To them, will panic()ing (or not) make a difference?

>>>   2. equalities and inequalities have been replaced by equivalent 
>>> (cpu_vendor() & ...)
>>>      forms. This isn't stylistic preference. This form allows the compiler
>>>      to merge the compared-against constant with X86_ENABLED_VENDORS, 
>>> yielding
>>>      much better codegen throughout the tree.
>>>
>>> The effect of (2) triples the delta in the full build below.
>>>
>>> Some differences might be attributable to the change from policy vendor 
>>> checks
>>> to boot_cpu_data. In the case of the emulator it caused a 400 bytes increase
>>> due to the way it checks using LOTS of macro invocations, so I left that one
>>> piece using the policy vendor except for the single vendor case.
>>
>> For the emulator I'd like to point out this question that I raised in the
>> AVX10 series:
> 
> There's no optimisation shortage for the emulator. For that patch I just
> ensure I didn't make a tricky situation worse. It is much better in the 
> single-vendor case.
> 
>> "Since it'll be reducing code size, we may want to further convert
>>  host_and_vcpu_must_have() to just vcpu_must_have() where appropriate
>>  (should be [almost?] everywhere)."
>>
>> Sadly there was no feedback an that (or really on almost all of that work) at
>> all so far.
> 
> It sounds fairly orthogonal to this, unless I'm missing the point.

It's largely orthogonal, except that if we had gone that route already, your
codegen diff might look somewhat different.
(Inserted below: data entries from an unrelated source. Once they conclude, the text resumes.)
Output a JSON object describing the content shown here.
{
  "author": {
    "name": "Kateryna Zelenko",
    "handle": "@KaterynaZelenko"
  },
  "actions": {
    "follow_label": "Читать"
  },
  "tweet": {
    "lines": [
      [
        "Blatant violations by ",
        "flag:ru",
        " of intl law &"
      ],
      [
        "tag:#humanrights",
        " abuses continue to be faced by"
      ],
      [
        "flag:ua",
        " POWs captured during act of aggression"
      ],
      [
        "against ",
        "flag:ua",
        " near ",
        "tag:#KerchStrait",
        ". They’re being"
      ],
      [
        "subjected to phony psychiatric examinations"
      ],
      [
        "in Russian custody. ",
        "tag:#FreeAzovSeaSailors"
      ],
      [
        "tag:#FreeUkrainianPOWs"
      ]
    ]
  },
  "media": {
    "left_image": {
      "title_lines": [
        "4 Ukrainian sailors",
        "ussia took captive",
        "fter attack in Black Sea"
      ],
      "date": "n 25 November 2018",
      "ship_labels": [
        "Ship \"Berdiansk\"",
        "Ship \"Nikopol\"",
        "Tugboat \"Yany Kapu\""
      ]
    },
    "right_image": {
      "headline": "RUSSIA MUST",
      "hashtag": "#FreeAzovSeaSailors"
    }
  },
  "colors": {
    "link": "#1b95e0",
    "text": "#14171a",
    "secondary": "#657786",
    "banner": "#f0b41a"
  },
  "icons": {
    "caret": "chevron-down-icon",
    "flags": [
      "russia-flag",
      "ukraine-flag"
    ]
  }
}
> In principle that would be fine. the vCPU features whose emulation requires
> special instructions are most definitely a subset of those of the host anyway.
> 
> I agree many cases could be simplified as you describe.
> 
> I do see a worrying danger of XSA should the max policy ever exceed the
> capabilities of the host on a feature required for emulating some instruction
> for that very feature. Then the guest could abuse the emulator to trigger #UD
> inside the hypervisor's emulation path.

Well, that max-policy related question is why I've raised the point, rather
than making (more) patches right away.